Debra Satz, who has also thought long and hard about the moral limits of markets, takes a different view. She agrees that markets should not govern the whole of life, but is skeptical of the corruption argument. She favors a version of what I call the fairness argument—the idea that markets are objectionable insofar as they reflect unequal bargaining power. The reason Satz gives for preferring the fairness or equality argument is that “concerns about corruption offer little guidance about where and when to use markets, and where and when other social institutions are preferable.” We should not rely on the notion that markets crowd out virtues and non-market goods, because this notion does not tell us which goods should be governed by markets and which by other principles.
This makes it seem that Satz believes corruption arguments against commodification are unpersuasive because they are less determinate than fairness and equality considerations. But that would be a weak argument. While the corruption objection admittedly depends on controversial conceptions about how to value goods, the fairness and equality objection is also open to disagreement. In a pluralist society, people disagree about what fairness and equality require, and those disagreements make it difficult to establish what role markets should play in the allocation of health care, say, and other social goods. The meaning of fairness and social equality is contestable in the same way that the meaning of procreation, family life, health, education, and other goods is contestable.
I think Satz’s reluctance to base moral limits to markets on the corruption argument actually reflects a deeper issue of principle, one that goes to the heart of liberal political theory. The notion that market values may corrupt or degrade certain goods and social practice presupposes that some ways of valuing goods are higher, or worthier, or more appropriate than others. The corruption argument requires that we deliberate not only about the right way to distribute goods, but also about the right way to value them.
Deliberation of this kind is judgmental; it brings substantive conceptions of the good life into the public arena. It is therefore at odds with an influential conception of liberal public reason.
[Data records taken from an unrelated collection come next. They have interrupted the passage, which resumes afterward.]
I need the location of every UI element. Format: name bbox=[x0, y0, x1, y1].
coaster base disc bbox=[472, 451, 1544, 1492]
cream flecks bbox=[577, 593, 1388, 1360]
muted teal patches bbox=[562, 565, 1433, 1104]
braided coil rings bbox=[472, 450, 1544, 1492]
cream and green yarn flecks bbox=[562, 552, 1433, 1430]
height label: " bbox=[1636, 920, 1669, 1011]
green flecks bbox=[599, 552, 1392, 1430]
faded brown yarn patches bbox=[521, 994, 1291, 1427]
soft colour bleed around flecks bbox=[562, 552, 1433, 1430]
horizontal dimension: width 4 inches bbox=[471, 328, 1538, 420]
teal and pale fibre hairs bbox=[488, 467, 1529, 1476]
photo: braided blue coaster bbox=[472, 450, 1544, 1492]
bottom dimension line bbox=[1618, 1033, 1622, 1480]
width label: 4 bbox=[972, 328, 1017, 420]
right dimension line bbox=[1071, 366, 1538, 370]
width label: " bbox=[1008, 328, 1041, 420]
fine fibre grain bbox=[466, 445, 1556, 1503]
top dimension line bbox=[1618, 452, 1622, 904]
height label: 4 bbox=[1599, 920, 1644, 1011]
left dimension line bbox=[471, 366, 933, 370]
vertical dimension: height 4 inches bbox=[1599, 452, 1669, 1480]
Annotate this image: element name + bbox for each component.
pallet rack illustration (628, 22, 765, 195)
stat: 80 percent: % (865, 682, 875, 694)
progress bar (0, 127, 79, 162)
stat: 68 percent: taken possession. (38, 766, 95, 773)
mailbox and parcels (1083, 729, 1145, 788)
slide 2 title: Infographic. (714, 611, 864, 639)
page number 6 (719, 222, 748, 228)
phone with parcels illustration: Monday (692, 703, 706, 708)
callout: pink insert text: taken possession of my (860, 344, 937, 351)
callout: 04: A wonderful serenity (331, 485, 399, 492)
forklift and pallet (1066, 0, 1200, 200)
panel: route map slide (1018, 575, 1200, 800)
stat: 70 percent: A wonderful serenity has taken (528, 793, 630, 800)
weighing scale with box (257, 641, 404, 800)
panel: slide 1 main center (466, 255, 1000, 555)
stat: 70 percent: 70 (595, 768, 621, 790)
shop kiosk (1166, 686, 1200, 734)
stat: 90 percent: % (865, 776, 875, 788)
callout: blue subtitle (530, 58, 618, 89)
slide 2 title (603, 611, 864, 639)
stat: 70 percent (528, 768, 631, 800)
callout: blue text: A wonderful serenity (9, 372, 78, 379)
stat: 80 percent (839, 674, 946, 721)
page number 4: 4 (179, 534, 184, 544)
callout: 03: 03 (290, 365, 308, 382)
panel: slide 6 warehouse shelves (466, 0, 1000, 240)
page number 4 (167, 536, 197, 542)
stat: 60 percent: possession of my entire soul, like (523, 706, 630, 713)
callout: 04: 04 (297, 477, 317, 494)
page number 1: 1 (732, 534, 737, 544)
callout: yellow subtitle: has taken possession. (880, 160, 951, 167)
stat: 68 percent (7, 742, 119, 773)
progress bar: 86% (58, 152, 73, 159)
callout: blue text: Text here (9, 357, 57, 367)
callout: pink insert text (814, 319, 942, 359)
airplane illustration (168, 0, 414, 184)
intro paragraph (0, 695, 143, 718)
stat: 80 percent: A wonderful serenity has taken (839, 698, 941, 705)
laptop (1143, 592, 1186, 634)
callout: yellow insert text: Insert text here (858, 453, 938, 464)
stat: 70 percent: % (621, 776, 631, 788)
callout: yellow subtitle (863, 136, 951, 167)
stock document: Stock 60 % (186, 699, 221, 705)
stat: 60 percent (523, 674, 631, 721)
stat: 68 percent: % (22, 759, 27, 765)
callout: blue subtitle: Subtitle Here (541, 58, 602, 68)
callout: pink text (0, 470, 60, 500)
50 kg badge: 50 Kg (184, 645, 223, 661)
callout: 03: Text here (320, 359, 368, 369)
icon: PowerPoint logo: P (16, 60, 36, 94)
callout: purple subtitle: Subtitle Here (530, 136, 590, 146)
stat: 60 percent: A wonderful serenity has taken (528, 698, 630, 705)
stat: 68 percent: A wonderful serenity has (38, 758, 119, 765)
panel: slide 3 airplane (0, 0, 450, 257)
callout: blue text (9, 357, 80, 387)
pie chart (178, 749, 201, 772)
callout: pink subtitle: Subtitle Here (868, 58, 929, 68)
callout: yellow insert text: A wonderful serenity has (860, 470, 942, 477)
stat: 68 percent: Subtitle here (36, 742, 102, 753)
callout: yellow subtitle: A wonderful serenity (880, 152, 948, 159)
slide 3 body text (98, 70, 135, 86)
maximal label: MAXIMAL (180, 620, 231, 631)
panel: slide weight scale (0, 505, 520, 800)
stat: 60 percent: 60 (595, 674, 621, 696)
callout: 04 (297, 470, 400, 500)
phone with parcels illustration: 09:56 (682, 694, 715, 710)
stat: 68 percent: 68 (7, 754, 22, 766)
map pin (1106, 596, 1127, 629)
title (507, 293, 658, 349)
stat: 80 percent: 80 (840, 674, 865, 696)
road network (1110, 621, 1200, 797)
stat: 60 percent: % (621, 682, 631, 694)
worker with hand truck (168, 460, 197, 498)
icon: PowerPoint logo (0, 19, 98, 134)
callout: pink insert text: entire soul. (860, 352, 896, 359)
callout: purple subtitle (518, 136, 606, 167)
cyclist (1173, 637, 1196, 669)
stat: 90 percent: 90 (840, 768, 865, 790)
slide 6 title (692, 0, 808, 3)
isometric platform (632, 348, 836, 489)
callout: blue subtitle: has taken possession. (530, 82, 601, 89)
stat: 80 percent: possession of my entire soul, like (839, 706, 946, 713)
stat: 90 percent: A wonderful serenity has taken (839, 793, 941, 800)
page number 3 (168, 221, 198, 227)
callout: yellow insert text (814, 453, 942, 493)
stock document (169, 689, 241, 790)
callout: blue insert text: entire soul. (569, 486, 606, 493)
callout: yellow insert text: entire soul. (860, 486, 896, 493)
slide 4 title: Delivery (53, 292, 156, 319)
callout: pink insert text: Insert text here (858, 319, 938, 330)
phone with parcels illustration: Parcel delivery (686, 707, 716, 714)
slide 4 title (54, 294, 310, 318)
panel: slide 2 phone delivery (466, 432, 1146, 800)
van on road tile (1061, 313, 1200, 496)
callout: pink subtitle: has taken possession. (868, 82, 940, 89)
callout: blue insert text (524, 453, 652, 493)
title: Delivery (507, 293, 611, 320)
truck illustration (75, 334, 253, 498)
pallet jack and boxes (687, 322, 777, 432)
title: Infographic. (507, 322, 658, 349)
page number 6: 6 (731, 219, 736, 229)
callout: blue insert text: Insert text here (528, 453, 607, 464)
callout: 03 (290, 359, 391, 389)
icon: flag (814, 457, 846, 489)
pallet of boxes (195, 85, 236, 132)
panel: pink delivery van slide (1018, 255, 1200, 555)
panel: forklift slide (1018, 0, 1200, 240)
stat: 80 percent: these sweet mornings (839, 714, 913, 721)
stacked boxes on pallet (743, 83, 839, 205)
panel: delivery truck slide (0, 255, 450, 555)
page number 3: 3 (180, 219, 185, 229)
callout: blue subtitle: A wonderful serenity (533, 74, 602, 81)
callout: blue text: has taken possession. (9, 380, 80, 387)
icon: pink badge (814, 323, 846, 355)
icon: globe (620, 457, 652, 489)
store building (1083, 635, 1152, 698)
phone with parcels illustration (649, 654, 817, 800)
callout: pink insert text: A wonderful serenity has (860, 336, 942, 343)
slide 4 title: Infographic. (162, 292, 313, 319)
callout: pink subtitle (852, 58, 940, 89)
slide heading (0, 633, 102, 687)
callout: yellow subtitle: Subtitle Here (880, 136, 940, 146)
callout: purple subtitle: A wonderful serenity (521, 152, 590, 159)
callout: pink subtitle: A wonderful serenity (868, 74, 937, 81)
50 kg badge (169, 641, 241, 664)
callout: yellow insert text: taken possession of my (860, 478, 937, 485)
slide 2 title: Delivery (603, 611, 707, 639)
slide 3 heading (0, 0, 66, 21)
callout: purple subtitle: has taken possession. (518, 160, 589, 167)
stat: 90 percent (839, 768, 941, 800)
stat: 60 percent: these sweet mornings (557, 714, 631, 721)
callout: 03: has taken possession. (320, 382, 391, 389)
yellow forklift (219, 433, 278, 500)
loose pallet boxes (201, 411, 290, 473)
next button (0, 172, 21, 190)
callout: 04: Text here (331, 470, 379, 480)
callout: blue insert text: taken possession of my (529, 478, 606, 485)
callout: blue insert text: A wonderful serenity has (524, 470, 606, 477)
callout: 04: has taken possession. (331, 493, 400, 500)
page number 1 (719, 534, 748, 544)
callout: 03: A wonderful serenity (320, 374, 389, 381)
As Satz writes, “One of the great virtues of a market is that it allows people who disagree about the value or meaning of goods to engage in mutually beneficial exchanges.” The liberal case for markets is that they are nonjudgmental: provided the background conditions are fair, people should be free to place whatever value or meaning they want on the goods they exchange.
One of the aims of What Money Can’t Buy is to call into question this tenet of liberal political theory. Our reluctance to bring competing conceptions of the good life into political debate has not only impoverished our public discourse; it has also left us ill equipped to contend with the growing role and reach of markets in our lives.